If benefits are terminated for failure to attend treatment or training ICBC may take the position that that disentitles the claimant to any further Part 7 benefits at any time:
In mid-1998, a few months after the accident, the Corporation referred the plaintiff to a rehabilitation specialist, who in turn referred him for counseling and physiotherapy, under Part 7 of the Regulation. The plaintiff failed to keep his appointments, however, so the Corporation discontinued these treatments. Since then, it has refused to provide further Part 7 benefits to the plaintiff, and takes the position that he forfeited his right to such benefits under s. 90(2) of the Regulation.
(Sovani v. Jin et al, 2005 BCSC 1285 at para. 24).
Claimant may apply for relief from the obligation to attend
Section 90(3) of the Insurance (Vehicle) Regulation provides that the claimant may apply to a judge for a ruling that the treatments or training is unlikely to be of benefit and that ICBC must continue to provide benefits even though the insured will not attend the treatment or program.
Note that such application must be made within 60 days of being given notice that the benefits will be terminated.

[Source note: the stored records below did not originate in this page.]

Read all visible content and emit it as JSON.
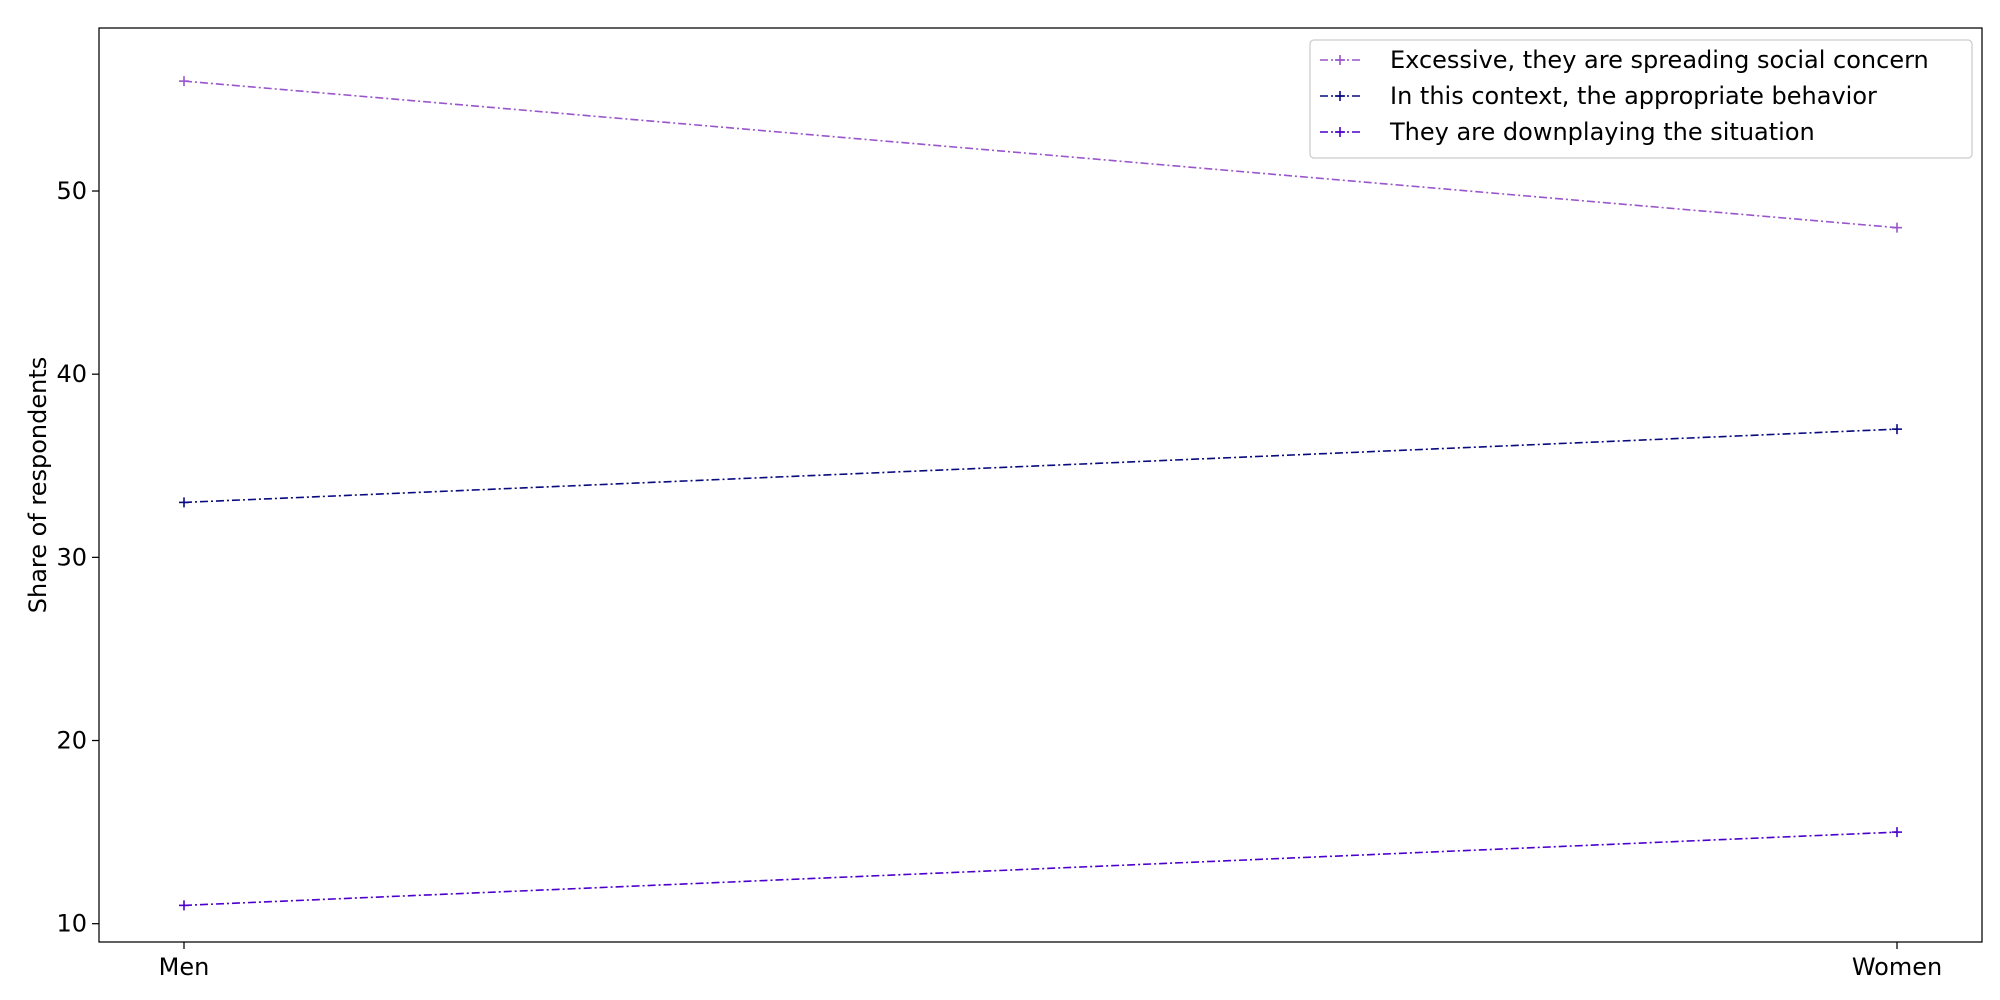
{
  "chart_data": {
    "type": "line",
    "title": "",
    "xlabel": "",
    "ylabel": "Share of respondents",
    "categories": [
      "Men",
      "Women"
    ],
    "ylim": [
      9,
      58.9
    ],
    "yticks": [
      10,
      20,
      30,
      40,
      50
    ],
    "grid": false,
    "legend_position": "top-right",
    "series": [
      {
        "name": "Excessive, they are spreading social concern",
        "values": [
          56,
          48
        ],
        "color": "#9955cc",
        "line_style": "dash-dot",
        "marker": "+"
      },
      {
        "name": "In this context, the appropriate behavior",
        "values": [
          33,
          37
        ],
        "color": "#0a0a80",
        "line_style": "dash-dot",
        "marker": "+"
      },
      {
        "name": "They are downplaying the situation",
        "values": [
          11,
          15
        ],
        "color": "#4d00cc",
        "line_style": "dash-dot",
        "marker": "+"
      }
    ]
  }
}
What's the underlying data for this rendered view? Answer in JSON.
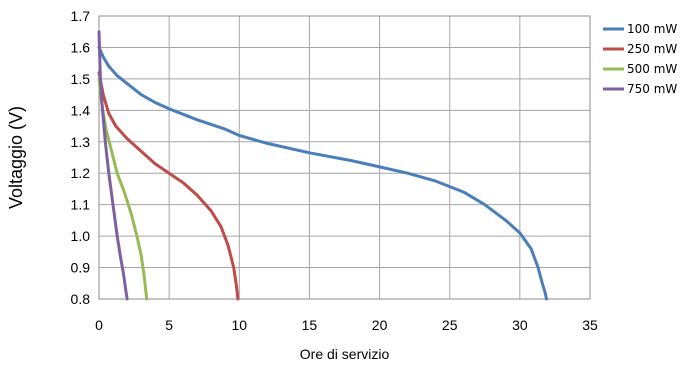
{
  "chart_data": {
    "type": "line",
    "title": "",
    "xlabel": "Ore di servizio",
    "ylabel": "Voltaggio (V)",
    "xlim": [
      0,
      35
    ],
    "ylim": [
      0.8,
      1.7
    ],
    "xticks": [
      0,
      5,
      10,
      15,
      20,
      25,
      30,
      35
    ],
    "yticks": [
      0.8,
      0.9,
      1.0,
      1.1,
      1.2,
      1.3,
      1.4,
      1.5,
      1.6,
      1.7
    ],
    "x_tick_labels": [
      "0",
      "5",
      "10",
      "15",
      "20",
      "25",
      "30",
      "35"
    ],
    "y_tick_labels": [
      "0.8",
      "0.9",
      "1.0",
      "1.1",
      "1.2",
      "1.3",
      "1.4",
      "1.5",
      "1.6",
      "1.7"
    ],
    "grid": true,
    "legend_position": "right",
    "series": [
      {
        "name": "100 mW",
        "color": "#4a7ebb",
        "x": [
          0,
          0.3,
          0.7,
          1.3,
          2,
          3,
          4,
          5,
          7,
          9,
          10,
          12,
          15,
          18,
          20,
          22,
          24,
          26,
          27.5,
          29,
          30,
          30.8,
          31.3,
          31.6,
          31.8,
          31.9
        ],
        "y": [
          1.6,
          1.57,
          1.54,
          1.51,
          1.485,
          1.45,
          1.425,
          1.405,
          1.37,
          1.34,
          1.32,
          1.295,
          1.265,
          1.24,
          1.22,
          1.2,
          1.175,
          1.14,
          1.1,
          1.05,
          1.01,
          0.96,
          0.9,
          0.85,
          0.82,
          0.8
        ]
      },
      {
        "name": "250 mW",
        "color": "#be4b48",
        "x": [
          0,
          0.3,
          0.7,
          1.2,
          2,
          3,
          4,
          5,
          6,
          7,
          8,
          8.7,
          9.2,
          9.6,
          9.8,
          9.9
        ],
        "y": [
          1.52,
          1.45,
          1.39,
          1.35,
          1.31,
          1.27,
          1.23,
          1.2,
          1.17,
          1.13,
          1.08,
          1.03,
          0.97,
          0.9,
          0.84,
          0.8
        ]
      },
      {
        "name": "500 mW",
        "color": "#98b954",
        "x": [
          0,
          0.2,
          0.5,
          0.9,
          1.3,
          1.8,
          2.3,
          2.7,
          3.0,
          3.2,
          3.3,
          3.4
        ],
        "y": [
          1.5,
          1.42,
          1.34,
          1.27,
          1.2,
          1.14,
          1.07,
          1.0,
          0.94,
          0.88,
          0.84,
          0.8
        ]
      },
      {
        "name": "750 mW",
        "color": "#7d60a0",
        "x": [
          0,
          0.1,
          0.25,
          0.45,
          0.7,
          1.0,
          1.3,
          1.55,
          1.75,
          1.9,
          2.0
        ],
        "y": [
          1.65,
          1.5,
          1.4,
          1.3,
          1.2,
          1.1,
          1.0,
          0.93,
          0.88,
          0.83,
          0.8
        ]
      }
    ]
  }
}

The claimant need not apply for such ruling unless there has been consensus between ICBC’s medical advisor and the claimant’s medical practitioner:
In my opinion the Corporation is not entitled to terminate Charm’s benefits for refusal to undergo training unless and until it establishes that it is the opinion of both its medical advisor and the medical practitioner attending on Charm, that the program is likely to assist in the rehabilitation of the insured. Since the Corporation has not established the consensus, the plaintiff need not apply for, and is not entitled to, the injunction sought.
(Morrison v. ICBC, 1994 CanLII 1610 (BCSC), emphasis added).
Determination of whether treatment is appropriate may not be suitable for summary trial
In Koskinen v. ICBC, 1995 CanLII 3015 (BCSC) the court held that the question of appropriate treatment was too complex to be determined by summary trial and held that if the parties could not agree on a medical expert to settle the question of appropriate treatment the issue of whether the plaintiff would be required to attend the treatment in dispute would be decided at the same time as assessment of quantum in the tort action.